And usually, that’s because that’s somehow tied to our needs pyramid, right? Like, that’s how we get our needs met from food and shelter and all of these other kinds of things. And so, when we start to threaten that, it gets really, you know, sketchy for a minute, right? So, that’s when we have to, like, take a minute and realize what we’re doing and realize that we’re being overly protective of a part of our world that, you know, we somehow feel like it’s going to then have us begging on the street, is the example I give in my talk, right? That’s not going to happen. Like, you know, that’s just an irrational fear.

And it’s highly unlikely that that’s your right answer. So, what I encourage people to do is to actually find a logical, kind of, sounding board, person, a mentor, a friend—and again, if you don’t have this person in your life, then you know, find that person, but start talking to them about, like, what’s most likely to happen in this scenario? Or, better yet, what can I get out of it? I think if you spent less time on that and spent, you know, more time on, like, what can I actually get out of this, how could this benefit me, and sort of flip that in your brain.

Because what our brains are incredibly good at doing is going down that worst possible path. But the real truth is, we’re just as capable of imagining the good. It’s just a matter of focus. So, why don’t we just focus on that instead? We can focus on what’s the positive part of this, what could happen, and we’re actually much more likely—there’s a whole lot of studies around manifestation—and we can manifest that in our life if we want to, right? So, we just need to focus on the positive side of it.

So, I—literally it’s honestly a bunch of personal conversations, and getting people to just calm down and realize that the likelihood of their worst-case scenario is not really real. And then start to think through, okay, what can you actually learn from this? You know, is there something that you would like to get out of this? Would you like to try a new role? Would you like to try to lead an initiative? Would you like to be part of this in some way, right?

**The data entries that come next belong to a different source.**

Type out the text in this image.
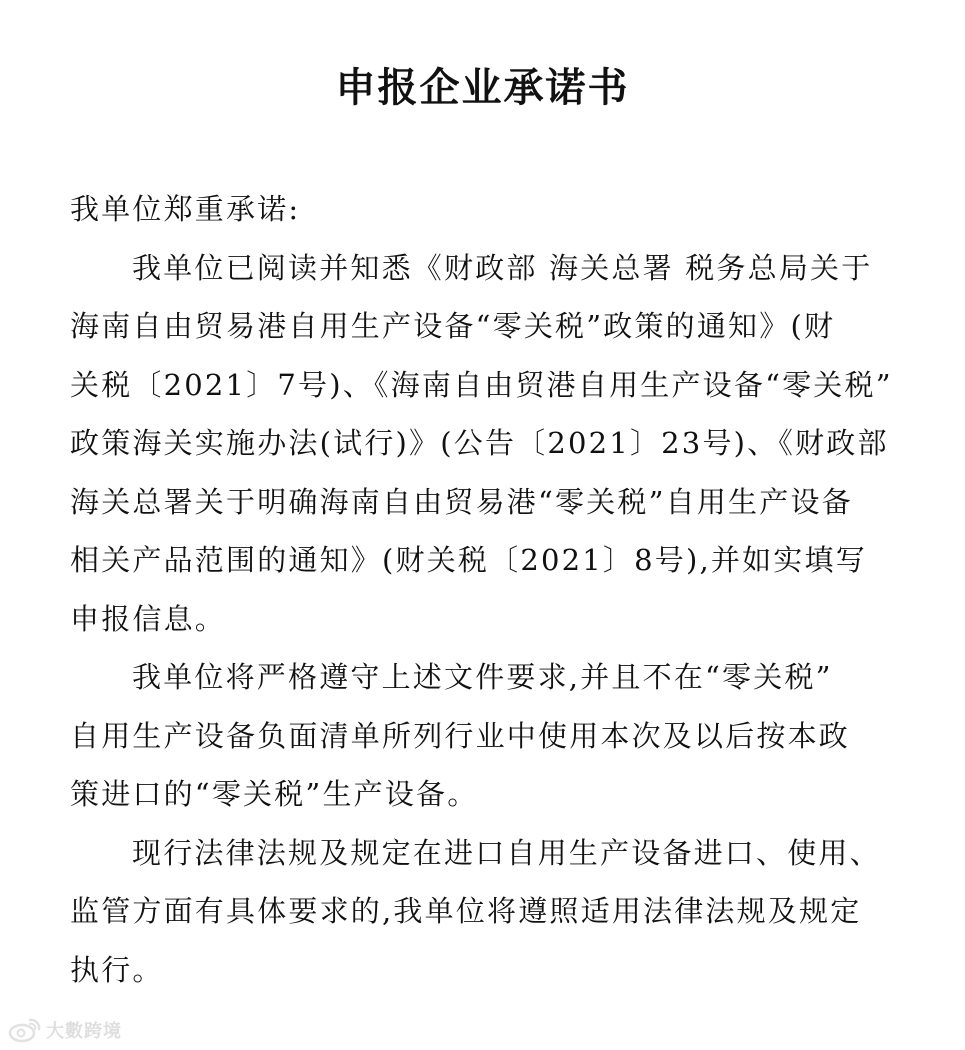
申报企业承诺书
我单位郑重承诺:
我单位已阅读并知悉《财政部 海关总署 税务总局关于
海南自由贸易港自用生产设备“零关税”政策的通知》(财
关税〔2021〕7号)、《海南自由贸港自用生产设备“零关税”
政策海关实施办法(试行)》(公告〔2021〕23号)、《财政部
海关总署关于明确海南自由贸易港“零关税”自用生产设备
相关产品范围的通知》(财关税〔2021〕8号),并如实填写
申报信息。
我单位将严格遵守上述文件要求,并且不在“零关税”
自用生产设备负面清单所列行业中使用本次及以后按本政
策进口的“零关税”生产设备。
现行法律法规及规定在进口自用生产设备进口、使用、
监管方面有具体要求的,我单位将遵照适用法律法规及规定
执行。
大數跨境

So, those conversations—and again, it has to be personal. That’s the thing that I think, you know, when you start doing widespread, full organizational changes, which I was doing over there and I had 120 engineers, it’s hard to do it personally because you literally have to have one-on-one conversations with everybody and understand what they are going to get out of it. But that is what’s required. I think, to really get people to a comfort zone, you’ve got to make sure that they understand how they fit in, and their why; why they’re doing it.

Julie: And that is all amazing. Now, as the leader, as the head of engineering and an organization, how do you recommend individual contributors talk to their leaders? Or how do they bring up concerns in a way that’s productive in an organization? Because I know for me, sometimes—and you’re right, I am excellent at going down that every possible negative outcome path; I’ve planned it out pretty well, to my peril, but that means that when I bring up concerns with leadership, I tend to do so in a heightened emotional state. So, what’s your advice for folks?

Natalie: Well, and it’s just that. I think it’s exactly where you’re headed with that is that take the emotions out of it—or attempt to—and try to present your concerns logically. Because there’s going to be situations where what you’re bringing up is something they need to consider, and if you can present it in a logical way, chances are they will, and they’ll take that into consideration. So, I would—like, even if they are going to still move forward with the plans that you’ve somehow don’t agree with, like, let’s assume that some portion of this change, you don’t feel is correct, which is actually one of the most legitimate reasons to worry about this, then what you should do is say, “Okay, look, I have this concern, so here’s the Plan B. But just in case, this doesn’t work. But I think it might not, so here’s a Plan B.”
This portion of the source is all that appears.